Depois de tão categóricas demonstrações de tão categorizados autores, deve reconhecer-se que, se nem sempre os trabalhadores do campo comem fritadas de ovos com presunto, como nas Pupilas do Sr. Reitor, se comem mal, se passam fome, isso não sucede por não terem recursos para mais, por receberem salários baixos e serem vítimas do desemprego os assalariados; por viverem esmagados pela concorrência, pela usura, pelos impostos, pelas rendas, os pequenos agricultores; mas apenas por não saberem comprar, por não saberem escolher os alimentos mais convenientes e por as mães de família esbanjarem dinheiro em luxarias. Pensando-se assim, o melhoramento da alimentação do povo não é uma questão de aumento da produção agrícola, de aumento de salários, de desafogo do pequeno agricultor, mas uma questão de "educação" do povo. O que se impõe, no entender destes notáveis especialistas, é que o povo aprenda "a arte de gastar", porque quanto à de ganhar, como se sabe, já não tem para ele segredos. O que se impõe, no seu entender, é que o povo se guie nas suas refeições por umas tabelazinhas indicando o valor em calorias dos vários alimentos, procurando mais calorias com menos dinheiro, tal como muitos senhores e senhoras obesos e hipertensos procuram menos calorias mesmo à custa de mais dinhero.

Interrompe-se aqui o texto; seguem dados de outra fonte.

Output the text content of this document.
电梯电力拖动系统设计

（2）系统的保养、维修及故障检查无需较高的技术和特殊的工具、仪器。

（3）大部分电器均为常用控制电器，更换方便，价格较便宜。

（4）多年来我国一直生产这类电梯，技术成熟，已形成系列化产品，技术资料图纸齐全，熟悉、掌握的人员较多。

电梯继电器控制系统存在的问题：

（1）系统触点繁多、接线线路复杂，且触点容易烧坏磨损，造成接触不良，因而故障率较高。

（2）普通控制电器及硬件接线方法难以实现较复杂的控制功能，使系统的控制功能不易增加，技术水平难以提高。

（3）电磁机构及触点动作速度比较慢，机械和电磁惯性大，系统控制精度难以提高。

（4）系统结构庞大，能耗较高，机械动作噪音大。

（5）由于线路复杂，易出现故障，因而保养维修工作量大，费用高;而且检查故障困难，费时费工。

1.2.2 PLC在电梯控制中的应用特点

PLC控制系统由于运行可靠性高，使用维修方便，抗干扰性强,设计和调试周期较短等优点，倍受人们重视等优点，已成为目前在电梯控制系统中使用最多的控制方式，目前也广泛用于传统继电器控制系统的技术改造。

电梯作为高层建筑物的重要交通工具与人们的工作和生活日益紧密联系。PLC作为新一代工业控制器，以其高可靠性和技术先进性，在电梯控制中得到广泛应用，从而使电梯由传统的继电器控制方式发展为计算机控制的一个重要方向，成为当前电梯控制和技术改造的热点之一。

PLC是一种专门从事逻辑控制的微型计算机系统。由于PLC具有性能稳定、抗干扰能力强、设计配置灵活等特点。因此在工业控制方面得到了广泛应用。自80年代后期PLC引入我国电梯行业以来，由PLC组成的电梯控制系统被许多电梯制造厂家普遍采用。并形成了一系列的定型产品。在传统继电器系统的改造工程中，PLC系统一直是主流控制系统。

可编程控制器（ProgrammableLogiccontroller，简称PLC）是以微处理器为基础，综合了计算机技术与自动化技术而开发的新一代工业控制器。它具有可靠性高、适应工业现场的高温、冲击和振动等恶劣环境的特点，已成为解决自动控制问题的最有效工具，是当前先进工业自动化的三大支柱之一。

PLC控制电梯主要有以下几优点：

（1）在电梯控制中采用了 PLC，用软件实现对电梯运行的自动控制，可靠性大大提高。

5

É pena não serem os "estudos" destes "especialistas" divulgados amplamente entre os próprios interessados. Só por essa forma eles poderiam ser tidos como merecem. Leitores haveria que os lançariam ao fogo em gesto indignado e impiedoso. Mas também não faltariam outros de heróico humor, divertindo--se às gargalhadas dos lamentáveis e vãos esforços destes teorizadores.

A Sepultura da Vida

Há já bons anos, sob a direcção dos professores Lima Basto, já falecido, e Henrique de Barros, realizou-se um inquérito à habitação rural nas províncias ao norte do Douro. No dizer de Lima Basto, "todos os trabalhos apresentados procuram ser fotografias exactas do que é a habitação rural predominante"(60). Na verdade, este inquérito (que é pena não se tenha realizado no resto do País) fornece apesar das suas deficiências, fotografias bastante exactas do que são os lares dos trabalhadores do campo: assalariados e pequenos agricultores.

E não só isso. Muitos e muitos exemplos típicos são aí apresentados. Descrevem-se as casas, o seu "recheio", incluindo utensílios e roupas. Faz-se uma descrição sumária das famílias que nessas casas habitam, dos seus recursos e despesas. O "inquérito" fornece, portanto, não apenas uma informação acerca das habitações, mas uma informação acerca do pungente drama de miséria dos trabalhadores do Norte de Portugal.

De uma maneira geral, em nenhum dos casos referidos no "inquérito" se encontra uma só das condições fundamentais de uma habitação conveniente. Nem defesa do frio no Inverno, nem temperatura ambiente adequada, nem pureza e cubagem de ar, nem luz solar durante o dia, nem iluminação artificial nocturna bastante, nem espaço para se moverem as pessoas e em especial as crianças, nem divisões suficientes e quartos separados, nem latrinas, nem esgotos, nem água canalizada, nem limpeza, nem o mínimo, o verdadeiramente mínimo, indispensável de mobiliário, de roupas, de utensílios, E entre tantas e tão graves faltas não se deve também deixar de referir (apesar de estar implícito) a de um sítio onde as pessoas se possam banhar, apesar de altas individualidades que afirmam serem supérfluos e pecaminosos tais sítios nos lares dos trabalhadores(61).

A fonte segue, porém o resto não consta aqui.